She checked the alarm clock and rolled out of bed. At eight o’clock the house was still silent. Neither Jack nor Gwen would be awake for another half hour. Wait until the papers arrived, she thought, they’d be able to read about the latest gruesome discovery at their only child’s place of employment. Gwen would probably find a way of implying that she was somehow to blame.
Her parents’ friends were all offshoots from the same cultivated tree. The men were higher-echelon professionals; their partners were wives before they were women. In the uppermost branches were the families fortified by generations of old money, trust funds, and minor titles. Below were the rising tendrils of the nouveaux riches. Jack and Gwen were locked into a precise level of British life, sparkling ammonites in their strata of London society. They lived in town, which was becoming too cosmopolitan for some of their friends, a euphemism for their perception that it was filling up with foreigners. In mitigation, Chelsea was an enclave of comfortable white families like themselves. They had a small farmhouse in Warwickshire, and an orange-tiled villa on Cap Ferrat. Gwen considered herself a working woman. She was a voting member on her husband’s business boards, and a hostess on the many charity nights their friends arranged to promote fashionable causes, preferably ones connected with horses or photogenic children. Here in the upper-middle reaches, the rules for social climbing had to be strictly adhered to. Jack’s money was not yet old enough for them to be allowed to behave as they liked.
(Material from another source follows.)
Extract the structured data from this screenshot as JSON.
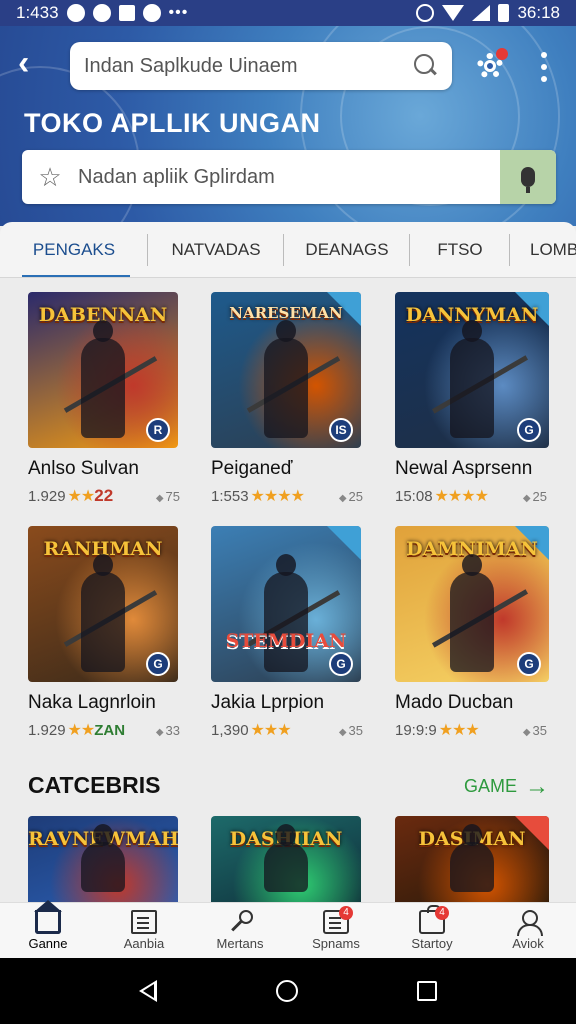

Further complicating the family’s position was the fact that Jerry’s difficult personality had encouraged her parents to enrol her at a small private school in Chelsea which enjoyed a fine reputation as a clearinghouse for the problem children of the comfortable classes.
Jerry had never had to tidy her own bedroom; that job was reserved for the Swedish au pair. She was not allowed to put posters on the walls because of the pin marks they left. If she told Gwen how she had talked to the police, her mother would probably faint from sheer embarrassment. Jerry had a sneaking suspicion her parents lived in fear of children developing strong imaginations. In their eyes it encouraged creativity, which prevented young people from becoming productive. It was important to them that she did something useful. As she bathed and dressed, she wondered if they would ever allow her to choose her own course in life. So much could happen in the space of a single week. She had glimpsed death and conspiracy, had spoken to the working-class men and women who dealt with it as part of their daily routine, and now she wanted to know more. She still had the Bible in her possession. She needed to consider her next move very carefully.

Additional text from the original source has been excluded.